In recent years, there have been extensive efforts to educate consumers that heart disease is the number one killer of women. Yet this study found that only 22 percent of women ages 18 to 40 and fewer than 20 percent of Hispanic and black women were aware of that fact. Additionally, about 31 percent of surveyed women reported having a pregnancy-related disease, like preeclampsia and gestational hypertension or diabetes, which significantly increases the risk of heart disease.

“Education in an OB/GYNs office is more important than ever, especially in cases where a woman has experienced a pregnancy-related disease,” said Rosser. “American Heart Association guidelines recommend monitoring risk factors for heart disease in the years after pregnancy, and OB/GYNs are on the front lines of that mission.”

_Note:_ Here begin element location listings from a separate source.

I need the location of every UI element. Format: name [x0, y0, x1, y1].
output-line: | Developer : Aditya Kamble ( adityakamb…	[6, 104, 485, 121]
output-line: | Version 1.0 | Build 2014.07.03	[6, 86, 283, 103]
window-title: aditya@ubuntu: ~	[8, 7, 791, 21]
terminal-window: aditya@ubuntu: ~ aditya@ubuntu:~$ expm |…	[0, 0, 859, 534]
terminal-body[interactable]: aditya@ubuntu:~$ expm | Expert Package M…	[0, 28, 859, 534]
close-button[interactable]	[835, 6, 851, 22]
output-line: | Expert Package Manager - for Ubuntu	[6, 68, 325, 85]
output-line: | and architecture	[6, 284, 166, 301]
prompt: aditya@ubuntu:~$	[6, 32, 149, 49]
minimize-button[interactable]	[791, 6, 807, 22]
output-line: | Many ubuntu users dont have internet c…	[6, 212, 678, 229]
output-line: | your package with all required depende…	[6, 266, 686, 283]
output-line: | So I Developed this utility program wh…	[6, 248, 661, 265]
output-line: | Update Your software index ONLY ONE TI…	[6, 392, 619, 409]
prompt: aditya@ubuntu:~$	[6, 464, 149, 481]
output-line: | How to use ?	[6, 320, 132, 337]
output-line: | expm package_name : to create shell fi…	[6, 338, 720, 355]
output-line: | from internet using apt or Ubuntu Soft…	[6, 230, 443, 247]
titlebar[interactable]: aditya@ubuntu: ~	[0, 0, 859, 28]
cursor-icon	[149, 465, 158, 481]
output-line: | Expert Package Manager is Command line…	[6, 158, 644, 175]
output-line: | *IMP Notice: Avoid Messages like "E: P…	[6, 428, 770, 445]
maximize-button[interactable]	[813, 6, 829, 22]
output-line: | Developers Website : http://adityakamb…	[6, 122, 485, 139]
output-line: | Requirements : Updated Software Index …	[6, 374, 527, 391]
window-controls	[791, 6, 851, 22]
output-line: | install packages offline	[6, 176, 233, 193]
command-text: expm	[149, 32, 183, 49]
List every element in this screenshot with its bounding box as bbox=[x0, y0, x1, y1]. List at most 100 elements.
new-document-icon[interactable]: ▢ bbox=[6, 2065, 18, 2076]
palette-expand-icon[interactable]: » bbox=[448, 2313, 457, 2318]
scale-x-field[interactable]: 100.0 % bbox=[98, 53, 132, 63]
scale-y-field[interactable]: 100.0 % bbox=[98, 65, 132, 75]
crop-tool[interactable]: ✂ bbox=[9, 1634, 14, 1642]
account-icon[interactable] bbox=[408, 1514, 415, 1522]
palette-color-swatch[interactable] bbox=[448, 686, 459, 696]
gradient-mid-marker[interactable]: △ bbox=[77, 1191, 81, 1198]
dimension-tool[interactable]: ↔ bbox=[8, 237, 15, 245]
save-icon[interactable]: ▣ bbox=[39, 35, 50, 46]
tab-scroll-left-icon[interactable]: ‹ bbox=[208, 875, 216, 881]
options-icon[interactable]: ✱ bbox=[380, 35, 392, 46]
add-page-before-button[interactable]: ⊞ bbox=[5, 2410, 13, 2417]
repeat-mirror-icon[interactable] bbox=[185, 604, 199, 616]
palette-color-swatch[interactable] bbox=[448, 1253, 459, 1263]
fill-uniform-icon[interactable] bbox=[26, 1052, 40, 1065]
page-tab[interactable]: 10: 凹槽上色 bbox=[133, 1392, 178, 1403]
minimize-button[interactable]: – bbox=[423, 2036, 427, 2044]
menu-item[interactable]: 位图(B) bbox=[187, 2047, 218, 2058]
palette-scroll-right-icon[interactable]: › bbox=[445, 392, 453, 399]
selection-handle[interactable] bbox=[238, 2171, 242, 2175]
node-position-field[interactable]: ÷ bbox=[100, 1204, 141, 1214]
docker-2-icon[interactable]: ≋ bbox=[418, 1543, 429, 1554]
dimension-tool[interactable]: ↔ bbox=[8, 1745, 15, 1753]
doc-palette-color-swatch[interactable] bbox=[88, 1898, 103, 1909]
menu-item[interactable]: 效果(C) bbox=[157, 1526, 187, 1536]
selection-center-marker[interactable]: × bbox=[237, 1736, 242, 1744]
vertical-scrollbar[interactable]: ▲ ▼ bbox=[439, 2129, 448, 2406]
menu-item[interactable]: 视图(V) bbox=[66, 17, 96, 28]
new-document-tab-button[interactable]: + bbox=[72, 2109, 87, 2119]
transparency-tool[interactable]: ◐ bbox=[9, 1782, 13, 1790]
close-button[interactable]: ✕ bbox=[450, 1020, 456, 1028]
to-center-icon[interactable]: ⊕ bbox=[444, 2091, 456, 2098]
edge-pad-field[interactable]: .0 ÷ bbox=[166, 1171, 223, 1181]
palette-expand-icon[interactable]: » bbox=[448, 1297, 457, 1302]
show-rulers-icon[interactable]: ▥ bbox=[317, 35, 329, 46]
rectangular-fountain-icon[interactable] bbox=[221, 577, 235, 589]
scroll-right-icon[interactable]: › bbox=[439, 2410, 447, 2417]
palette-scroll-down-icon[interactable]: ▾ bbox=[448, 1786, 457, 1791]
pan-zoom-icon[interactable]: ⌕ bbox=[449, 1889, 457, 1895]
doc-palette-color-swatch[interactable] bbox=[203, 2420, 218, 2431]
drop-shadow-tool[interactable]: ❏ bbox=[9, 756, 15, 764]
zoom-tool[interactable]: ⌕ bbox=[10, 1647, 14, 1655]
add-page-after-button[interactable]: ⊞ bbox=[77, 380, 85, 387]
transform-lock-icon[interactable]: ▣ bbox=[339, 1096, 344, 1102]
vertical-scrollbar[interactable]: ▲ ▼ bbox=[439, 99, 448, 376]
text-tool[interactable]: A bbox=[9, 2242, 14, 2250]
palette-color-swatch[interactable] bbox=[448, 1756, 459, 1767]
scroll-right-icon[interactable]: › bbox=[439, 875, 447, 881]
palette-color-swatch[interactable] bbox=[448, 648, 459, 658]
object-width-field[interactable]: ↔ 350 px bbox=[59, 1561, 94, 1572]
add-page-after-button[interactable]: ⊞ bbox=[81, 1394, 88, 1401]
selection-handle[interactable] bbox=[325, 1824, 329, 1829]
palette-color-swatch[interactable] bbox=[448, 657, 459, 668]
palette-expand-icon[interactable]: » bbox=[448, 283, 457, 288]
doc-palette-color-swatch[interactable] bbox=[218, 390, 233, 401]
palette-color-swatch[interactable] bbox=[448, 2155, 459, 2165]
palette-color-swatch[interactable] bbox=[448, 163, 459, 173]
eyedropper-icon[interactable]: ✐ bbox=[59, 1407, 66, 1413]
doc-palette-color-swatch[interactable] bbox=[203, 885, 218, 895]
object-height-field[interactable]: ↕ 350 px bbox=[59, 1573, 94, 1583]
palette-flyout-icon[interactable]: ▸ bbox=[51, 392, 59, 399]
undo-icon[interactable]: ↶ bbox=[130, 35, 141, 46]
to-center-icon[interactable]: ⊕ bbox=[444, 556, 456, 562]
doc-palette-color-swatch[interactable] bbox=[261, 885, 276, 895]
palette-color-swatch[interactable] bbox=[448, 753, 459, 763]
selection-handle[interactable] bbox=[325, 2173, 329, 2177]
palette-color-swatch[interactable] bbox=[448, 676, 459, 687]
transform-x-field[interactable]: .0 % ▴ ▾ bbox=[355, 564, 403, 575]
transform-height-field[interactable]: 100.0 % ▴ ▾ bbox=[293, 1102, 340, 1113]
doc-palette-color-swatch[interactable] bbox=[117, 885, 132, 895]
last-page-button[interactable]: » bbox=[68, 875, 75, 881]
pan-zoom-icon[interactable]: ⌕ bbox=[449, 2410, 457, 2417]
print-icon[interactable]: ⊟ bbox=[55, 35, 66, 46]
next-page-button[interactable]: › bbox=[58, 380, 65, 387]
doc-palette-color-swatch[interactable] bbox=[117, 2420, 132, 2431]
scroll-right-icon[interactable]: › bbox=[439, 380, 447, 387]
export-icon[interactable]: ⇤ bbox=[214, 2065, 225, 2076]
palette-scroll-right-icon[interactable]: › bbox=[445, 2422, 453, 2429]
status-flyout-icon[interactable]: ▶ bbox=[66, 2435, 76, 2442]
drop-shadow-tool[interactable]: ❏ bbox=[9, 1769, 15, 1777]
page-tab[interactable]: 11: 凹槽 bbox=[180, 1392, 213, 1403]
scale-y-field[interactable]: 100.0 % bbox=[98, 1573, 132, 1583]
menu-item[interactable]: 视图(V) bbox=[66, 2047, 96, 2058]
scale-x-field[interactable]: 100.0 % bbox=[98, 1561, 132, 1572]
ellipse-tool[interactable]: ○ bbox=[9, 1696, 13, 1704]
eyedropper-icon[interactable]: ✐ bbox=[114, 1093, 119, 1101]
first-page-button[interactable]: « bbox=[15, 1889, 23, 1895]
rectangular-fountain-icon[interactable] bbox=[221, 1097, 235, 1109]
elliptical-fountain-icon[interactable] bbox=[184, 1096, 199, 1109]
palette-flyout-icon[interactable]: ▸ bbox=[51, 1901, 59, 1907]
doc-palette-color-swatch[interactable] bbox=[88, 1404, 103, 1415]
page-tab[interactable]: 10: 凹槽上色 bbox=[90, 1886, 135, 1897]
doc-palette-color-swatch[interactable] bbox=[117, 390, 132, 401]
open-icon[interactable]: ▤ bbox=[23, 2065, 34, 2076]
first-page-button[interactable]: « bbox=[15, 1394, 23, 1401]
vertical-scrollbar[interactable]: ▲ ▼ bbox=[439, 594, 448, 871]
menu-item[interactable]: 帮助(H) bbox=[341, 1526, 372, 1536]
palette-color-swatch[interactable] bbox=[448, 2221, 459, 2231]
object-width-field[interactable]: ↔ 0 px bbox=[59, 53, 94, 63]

A total of 498 women ages 18 and older responded to a 33-question survey at five OB/GYN clinics affiliated with the academic medical center located in the Bronx, N.Y. Among women ages 18 to 40, 56 percent reported only visiting their OB/GYN on an annual basis, whereas 68 percent of women over 41 chose to see an internist. Of the women surveyed, about 40 percent reported having serious medical conditions like diabetes, obesity or high blood pressure.

“I am so passionate about these data, and we are continuing to explore this topic to better understand how OB/GYNs can positively impact the lives of our patients,” Rosser said. “I am hopeful our findings will encourage other OB/GYNs to further support the comprehensive care of their patients.”